CBS News Correspondent Wyatt Andrews in this "Eye On America" report introduces a group with a solution.
Melinda Giovengo is in the construction business, the virtual kind. She's begun a business constructing Web sites. She has clients such as auto dealers who come to her for a place on the World Wide Web, and she puts it together.
But what Melinda and husband Mike, both high-tech workers, have not put together is a family safety net. Neither has benefits, meaning no pension plan, no 401(k) and no health insurance for their three girls.
"If there's a crisis that comes up, we are going to be solely responsible for dealing with it and we're not prepared for it," says Melinda Giovengo.
"We're lost in society right now. There isn't anything out there that supports us," she adds.
In fact, working without benefits is now common in America. Hope Windell, another Internet freelancer, says that when she meets her friends for basketball, they pick teams by dividing the insured from the uninsured.
They get equal numbers that way. Who has benefits vs. who doesn't is a 1990s kind of jump ball.
"I mean, it's just nuts the number of people you meet who don't have insurance," says Windell.
And the trend isn't confined to high-tech workers. Labor economists now believe almost a third of all workers are part-timers, freelancers and self-employed contractors; that's tens of millions of workers with low benefits or none.
"This group needs a new safety net," says Sara Horowitz. She believes that labor law in America should be turned around to make things equal for freelancers.
Horowitz, who leads the nonprofit group Working Today, says too many laws assume that benefits come through employers - an assumption that actually harms freelancers.
Says Horowitz: "We need to start looking at the things that you get as a traditional employee and say there should be no difference for people in this work force."
Compare freelancer Melinda Giovengo to a full-benefit company worker, assuming they both make $40,000. Under the law now, the company worker pays only half the Social Security tax.
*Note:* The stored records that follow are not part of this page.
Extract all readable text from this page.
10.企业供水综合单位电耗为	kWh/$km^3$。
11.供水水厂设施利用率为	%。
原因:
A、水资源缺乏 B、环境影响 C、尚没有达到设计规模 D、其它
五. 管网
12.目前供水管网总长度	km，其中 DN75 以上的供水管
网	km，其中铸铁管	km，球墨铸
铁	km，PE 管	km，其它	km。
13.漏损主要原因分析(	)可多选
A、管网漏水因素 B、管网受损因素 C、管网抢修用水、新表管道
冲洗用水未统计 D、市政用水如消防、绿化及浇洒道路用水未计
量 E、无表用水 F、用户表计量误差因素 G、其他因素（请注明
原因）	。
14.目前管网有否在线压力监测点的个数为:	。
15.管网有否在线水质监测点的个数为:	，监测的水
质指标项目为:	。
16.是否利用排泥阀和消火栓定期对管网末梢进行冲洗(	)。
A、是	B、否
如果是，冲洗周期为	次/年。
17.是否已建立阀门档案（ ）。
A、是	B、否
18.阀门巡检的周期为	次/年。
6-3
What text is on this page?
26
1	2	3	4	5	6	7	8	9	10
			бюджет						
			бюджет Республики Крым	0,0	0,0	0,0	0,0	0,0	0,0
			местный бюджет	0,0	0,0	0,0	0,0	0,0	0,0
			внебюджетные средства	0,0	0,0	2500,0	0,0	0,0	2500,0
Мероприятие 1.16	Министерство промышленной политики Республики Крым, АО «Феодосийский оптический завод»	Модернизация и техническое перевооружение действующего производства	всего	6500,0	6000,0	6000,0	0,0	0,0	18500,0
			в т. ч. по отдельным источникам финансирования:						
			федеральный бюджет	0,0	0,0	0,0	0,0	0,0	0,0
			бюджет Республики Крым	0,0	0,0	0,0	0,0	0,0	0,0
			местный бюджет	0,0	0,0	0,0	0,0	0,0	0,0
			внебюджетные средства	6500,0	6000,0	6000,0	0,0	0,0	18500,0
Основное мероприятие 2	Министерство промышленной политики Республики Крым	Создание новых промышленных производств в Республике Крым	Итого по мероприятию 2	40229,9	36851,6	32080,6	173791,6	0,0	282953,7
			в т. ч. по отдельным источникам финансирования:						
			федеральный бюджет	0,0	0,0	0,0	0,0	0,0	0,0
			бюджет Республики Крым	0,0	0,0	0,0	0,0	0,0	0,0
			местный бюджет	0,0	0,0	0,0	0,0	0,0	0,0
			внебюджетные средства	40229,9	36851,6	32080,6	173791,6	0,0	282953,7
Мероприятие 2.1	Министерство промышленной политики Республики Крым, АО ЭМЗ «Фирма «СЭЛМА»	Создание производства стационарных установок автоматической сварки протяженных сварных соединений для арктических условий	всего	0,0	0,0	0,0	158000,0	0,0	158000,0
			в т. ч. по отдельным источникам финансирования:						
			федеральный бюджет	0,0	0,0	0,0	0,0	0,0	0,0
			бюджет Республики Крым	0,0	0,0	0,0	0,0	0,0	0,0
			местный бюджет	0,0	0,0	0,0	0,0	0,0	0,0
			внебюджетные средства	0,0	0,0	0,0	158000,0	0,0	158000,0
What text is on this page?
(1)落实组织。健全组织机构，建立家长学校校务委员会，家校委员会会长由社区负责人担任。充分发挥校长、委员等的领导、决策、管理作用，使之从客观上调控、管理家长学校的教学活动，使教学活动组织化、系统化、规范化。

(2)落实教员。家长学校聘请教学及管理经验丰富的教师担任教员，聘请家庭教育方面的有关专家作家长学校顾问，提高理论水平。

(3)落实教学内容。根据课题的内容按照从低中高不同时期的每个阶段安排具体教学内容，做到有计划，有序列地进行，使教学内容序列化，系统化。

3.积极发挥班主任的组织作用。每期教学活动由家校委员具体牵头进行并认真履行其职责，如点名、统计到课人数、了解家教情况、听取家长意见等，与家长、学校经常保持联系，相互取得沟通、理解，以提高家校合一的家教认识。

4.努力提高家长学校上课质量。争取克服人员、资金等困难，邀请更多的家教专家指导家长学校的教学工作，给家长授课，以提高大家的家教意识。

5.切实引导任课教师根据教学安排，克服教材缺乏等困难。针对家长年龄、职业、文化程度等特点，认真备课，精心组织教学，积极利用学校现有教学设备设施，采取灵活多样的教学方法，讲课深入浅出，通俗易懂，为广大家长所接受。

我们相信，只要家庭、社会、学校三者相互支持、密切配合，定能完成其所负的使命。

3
Melinda Giovengo pays it all.
At a company, the group rate for family health insurance is $1,700 per year; but without a group rate, it's around $5,000.
At a company, the value of 401(k) matches and life insurance comes to $2,000; for Melinda Giovengo, it's zero. A 30-year company pension would be worth $12,000 a year; again Melinda Giovengo gets zero.
It's a stunning benefit gap that Horowitz argues must be closed.
"This family is working hard. Why shouldn't they have health insurance? Why shouldn't they have an easy way to put together a pension?" Horowitz asks.
Her basic idea is to change the laws to allow freelancers, such as Windell, t join together in nonprofit purchasing groups.
"They would have health insurance that was at an affordable rate, that had full tax deductions," says Horowitz.
"Same thing with 401(k)s and pensions," she says. "You should let groups provide 401(k)s. There should be group pensions rather than pensions from employers."
"Just the kinds of things that we think make up a civilized job are the kinds of things that this work force needs," adds Horowitz.
Many workers won't stay at one company for 30 years; that system is fading. So what they want is a new system that delivers benefits. The problem is, it needs to be invented.